Instinctual optimism and resilient mindset. Those are the two concepts that Sam Goldstein introduced in his Learning & the Brain keynote Hardwired to Learn: Creating Schools That Nurture and Grow Developing Brains. From his site: “Sam Goldstein, Ph.D. is a doctoral level psychologist with areas of study in school psychology, child development and neuropsychology.”

Instinctual optimism is Goldstein’s reply to the question, How do kids know they can? They are intrinsically driven to learn. Furthermore, as a result of this instinctual optimism, kids know that whatever it is, they can do it, hence the resilient mindset. Think of babies and toddlers you have known – they are instinctually optimistic and resilient about learning to walk, for instance. They don’t tend to ask, and aren’t told they can’t; they just go ahead and do it, taking in stride the bumps and falling down.

Both of these concepts remind me of Sir Ken Robinson’s TED Talk about creativity. Kids come to school eager, wide-eyed and filled with curiosity and creativity. (And Sir Ken says the schools proceed to educate the curiosity out of the kids.)

Goldstein went on to provide a little brain and gene background. He said that genes know in exactly which organisms they reside, and the “basic brain wiring plan is encoded in the genes.” That explains the nature part, but there is also a nurture portion, for although we may be genetically preprogrammed, brain development is also experience based.

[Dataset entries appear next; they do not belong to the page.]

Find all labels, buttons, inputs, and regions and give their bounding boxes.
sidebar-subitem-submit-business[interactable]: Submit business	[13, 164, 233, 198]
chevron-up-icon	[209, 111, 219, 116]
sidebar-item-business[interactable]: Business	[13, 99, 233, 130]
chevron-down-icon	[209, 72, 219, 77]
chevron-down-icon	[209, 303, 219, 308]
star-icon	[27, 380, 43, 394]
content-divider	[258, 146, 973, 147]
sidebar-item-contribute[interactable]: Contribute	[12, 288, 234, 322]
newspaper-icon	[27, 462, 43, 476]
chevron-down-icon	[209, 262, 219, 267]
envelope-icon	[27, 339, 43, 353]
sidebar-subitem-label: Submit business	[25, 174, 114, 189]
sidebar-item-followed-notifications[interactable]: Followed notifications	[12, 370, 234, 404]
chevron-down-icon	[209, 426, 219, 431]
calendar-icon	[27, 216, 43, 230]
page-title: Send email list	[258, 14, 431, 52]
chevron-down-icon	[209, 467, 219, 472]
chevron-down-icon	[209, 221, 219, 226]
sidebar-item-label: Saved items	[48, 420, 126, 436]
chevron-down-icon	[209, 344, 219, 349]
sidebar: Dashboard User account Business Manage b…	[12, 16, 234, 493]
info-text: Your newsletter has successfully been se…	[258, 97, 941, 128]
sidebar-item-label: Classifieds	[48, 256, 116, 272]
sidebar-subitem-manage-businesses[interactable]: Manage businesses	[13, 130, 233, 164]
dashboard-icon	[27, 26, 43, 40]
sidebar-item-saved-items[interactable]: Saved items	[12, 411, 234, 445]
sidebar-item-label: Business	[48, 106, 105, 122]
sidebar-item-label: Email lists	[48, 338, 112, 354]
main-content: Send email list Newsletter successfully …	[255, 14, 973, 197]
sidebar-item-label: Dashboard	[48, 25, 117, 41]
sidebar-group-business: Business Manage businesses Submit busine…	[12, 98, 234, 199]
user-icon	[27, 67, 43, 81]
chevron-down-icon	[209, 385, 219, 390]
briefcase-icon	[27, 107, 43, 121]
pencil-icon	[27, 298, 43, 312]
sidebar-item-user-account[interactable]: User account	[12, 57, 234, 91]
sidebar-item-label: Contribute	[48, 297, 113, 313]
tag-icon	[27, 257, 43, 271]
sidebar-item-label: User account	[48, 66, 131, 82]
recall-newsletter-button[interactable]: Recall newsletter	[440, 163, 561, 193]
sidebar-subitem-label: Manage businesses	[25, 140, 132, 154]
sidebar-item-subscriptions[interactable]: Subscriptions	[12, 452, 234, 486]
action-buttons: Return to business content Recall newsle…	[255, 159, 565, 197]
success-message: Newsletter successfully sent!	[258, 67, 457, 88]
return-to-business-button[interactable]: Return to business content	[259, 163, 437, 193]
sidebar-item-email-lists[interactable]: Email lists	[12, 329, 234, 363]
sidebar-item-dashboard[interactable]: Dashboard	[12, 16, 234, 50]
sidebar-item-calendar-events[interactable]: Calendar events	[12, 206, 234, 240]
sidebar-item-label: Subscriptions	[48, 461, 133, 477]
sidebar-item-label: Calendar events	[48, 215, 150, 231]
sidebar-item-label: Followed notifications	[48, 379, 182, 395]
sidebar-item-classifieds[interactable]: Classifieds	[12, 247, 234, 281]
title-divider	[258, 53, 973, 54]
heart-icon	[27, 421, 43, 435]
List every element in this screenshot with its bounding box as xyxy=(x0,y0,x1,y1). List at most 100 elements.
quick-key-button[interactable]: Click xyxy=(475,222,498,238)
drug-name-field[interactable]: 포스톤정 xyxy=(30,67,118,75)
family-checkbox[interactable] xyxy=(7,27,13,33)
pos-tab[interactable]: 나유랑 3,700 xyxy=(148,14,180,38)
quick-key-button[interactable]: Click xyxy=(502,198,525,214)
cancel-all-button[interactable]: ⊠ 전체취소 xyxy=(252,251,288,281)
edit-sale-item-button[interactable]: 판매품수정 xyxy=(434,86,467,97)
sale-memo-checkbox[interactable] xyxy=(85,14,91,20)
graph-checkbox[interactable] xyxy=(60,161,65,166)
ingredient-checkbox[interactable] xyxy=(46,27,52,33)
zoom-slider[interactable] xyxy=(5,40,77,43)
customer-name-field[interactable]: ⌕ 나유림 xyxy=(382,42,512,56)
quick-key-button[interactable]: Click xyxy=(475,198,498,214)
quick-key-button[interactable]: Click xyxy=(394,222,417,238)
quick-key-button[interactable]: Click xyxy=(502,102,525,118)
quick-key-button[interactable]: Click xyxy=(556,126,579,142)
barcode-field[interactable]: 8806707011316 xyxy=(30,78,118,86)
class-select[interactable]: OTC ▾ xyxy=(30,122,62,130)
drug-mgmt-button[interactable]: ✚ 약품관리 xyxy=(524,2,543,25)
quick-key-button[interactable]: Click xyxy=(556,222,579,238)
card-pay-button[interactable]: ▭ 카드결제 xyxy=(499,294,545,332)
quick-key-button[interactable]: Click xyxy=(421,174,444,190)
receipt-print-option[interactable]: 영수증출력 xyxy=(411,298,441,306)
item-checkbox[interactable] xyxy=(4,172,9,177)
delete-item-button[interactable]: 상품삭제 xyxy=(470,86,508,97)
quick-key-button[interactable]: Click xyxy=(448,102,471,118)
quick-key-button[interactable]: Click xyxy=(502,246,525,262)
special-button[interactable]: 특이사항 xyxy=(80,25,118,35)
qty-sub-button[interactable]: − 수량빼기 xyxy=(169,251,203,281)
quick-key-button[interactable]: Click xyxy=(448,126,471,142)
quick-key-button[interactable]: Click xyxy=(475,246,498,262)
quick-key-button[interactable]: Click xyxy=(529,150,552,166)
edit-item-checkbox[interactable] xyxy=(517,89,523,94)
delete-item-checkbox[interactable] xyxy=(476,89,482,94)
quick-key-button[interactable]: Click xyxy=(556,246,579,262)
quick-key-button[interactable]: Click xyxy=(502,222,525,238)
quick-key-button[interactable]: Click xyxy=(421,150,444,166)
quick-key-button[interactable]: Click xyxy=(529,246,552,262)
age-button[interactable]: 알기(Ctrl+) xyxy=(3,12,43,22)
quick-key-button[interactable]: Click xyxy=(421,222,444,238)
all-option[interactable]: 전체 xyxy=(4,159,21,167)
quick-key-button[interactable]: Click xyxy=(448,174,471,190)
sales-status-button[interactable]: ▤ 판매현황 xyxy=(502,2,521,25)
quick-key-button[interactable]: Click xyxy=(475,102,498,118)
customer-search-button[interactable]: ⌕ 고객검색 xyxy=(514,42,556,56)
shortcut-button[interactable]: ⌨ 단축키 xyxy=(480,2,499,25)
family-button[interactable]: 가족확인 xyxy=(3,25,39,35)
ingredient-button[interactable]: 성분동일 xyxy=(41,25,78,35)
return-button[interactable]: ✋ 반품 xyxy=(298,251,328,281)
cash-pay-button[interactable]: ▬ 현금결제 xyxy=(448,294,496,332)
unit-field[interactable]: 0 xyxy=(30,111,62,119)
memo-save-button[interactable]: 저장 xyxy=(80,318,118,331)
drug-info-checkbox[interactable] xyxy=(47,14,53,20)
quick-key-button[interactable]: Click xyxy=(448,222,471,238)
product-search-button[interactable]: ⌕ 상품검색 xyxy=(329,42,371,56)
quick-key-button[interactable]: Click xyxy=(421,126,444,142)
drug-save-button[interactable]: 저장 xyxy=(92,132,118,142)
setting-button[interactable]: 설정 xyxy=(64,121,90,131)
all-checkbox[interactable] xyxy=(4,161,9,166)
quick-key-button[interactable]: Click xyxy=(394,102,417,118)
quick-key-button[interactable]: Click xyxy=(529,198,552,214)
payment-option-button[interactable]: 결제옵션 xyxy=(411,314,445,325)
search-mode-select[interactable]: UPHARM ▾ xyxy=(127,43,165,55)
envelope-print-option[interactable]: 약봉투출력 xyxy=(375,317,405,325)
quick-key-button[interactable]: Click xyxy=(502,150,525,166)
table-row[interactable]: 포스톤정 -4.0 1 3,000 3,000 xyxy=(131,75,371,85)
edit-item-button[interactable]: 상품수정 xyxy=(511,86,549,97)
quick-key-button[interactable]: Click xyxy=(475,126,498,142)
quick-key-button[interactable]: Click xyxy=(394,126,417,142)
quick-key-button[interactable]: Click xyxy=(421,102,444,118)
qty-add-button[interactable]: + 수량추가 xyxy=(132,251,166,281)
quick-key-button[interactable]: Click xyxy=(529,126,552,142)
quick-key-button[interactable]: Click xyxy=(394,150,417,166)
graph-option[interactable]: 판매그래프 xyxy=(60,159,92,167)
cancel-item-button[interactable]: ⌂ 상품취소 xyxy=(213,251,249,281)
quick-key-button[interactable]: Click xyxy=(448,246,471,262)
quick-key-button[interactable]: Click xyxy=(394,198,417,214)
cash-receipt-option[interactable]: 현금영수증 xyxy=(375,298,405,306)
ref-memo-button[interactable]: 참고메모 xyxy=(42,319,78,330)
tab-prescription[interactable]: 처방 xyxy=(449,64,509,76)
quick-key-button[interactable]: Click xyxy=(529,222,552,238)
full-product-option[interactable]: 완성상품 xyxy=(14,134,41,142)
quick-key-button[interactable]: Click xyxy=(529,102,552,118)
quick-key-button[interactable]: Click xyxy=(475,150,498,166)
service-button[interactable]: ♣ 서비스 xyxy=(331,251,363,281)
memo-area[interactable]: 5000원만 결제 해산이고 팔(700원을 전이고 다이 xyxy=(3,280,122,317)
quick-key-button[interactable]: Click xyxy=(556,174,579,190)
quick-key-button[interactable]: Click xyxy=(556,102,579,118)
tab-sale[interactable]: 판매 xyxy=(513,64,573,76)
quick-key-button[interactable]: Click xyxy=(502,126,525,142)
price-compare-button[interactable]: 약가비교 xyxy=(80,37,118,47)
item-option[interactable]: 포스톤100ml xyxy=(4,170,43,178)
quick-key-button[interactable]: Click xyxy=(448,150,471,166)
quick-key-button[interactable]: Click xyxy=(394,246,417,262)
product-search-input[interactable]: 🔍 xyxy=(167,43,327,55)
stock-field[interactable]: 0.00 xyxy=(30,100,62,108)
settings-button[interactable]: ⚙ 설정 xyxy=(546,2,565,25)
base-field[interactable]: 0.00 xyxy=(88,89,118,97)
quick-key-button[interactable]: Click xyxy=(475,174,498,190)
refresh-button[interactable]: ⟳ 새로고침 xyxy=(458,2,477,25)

At this point he posed three questions:

1. What is and is not intelligence?
2. How is intelligence different from knowledge?
3. How is intelligence different from achievement?

Given all of the above, Goldstein then talked about children and classrooms that nurture them. He felt strongly that it is “not our job to motivate kids, but to create an environment in which kids motivate themselves.” In creating such an environment, we need to consider (and all of the following are quotes)

• potential benefits and adversities of external rewards
• reinforcement of instinctual optimism
• providing opportunities for empathy and altruism (create community)
• providing competition in the absence of winning
• providing extrinsic reinforcers for effort and progress, and not for control [Behavior modification is for control, and Goldstein is not a big fan of this.]
• fostering opportunities for intrinsic control
• maximizing external consequences to control
• finding ways to enhance self-discipline
• setting limits in autonomous ways; helping kids learn to manage themselves instead of teachers managing them

Goldstein concluded by sharing two lists, of sorts: how to focus on student well being and describing the mindset of a resilient child. And he closed with a quote by Ralph Waldo Emerson:

The secret of education lies in respecting the student.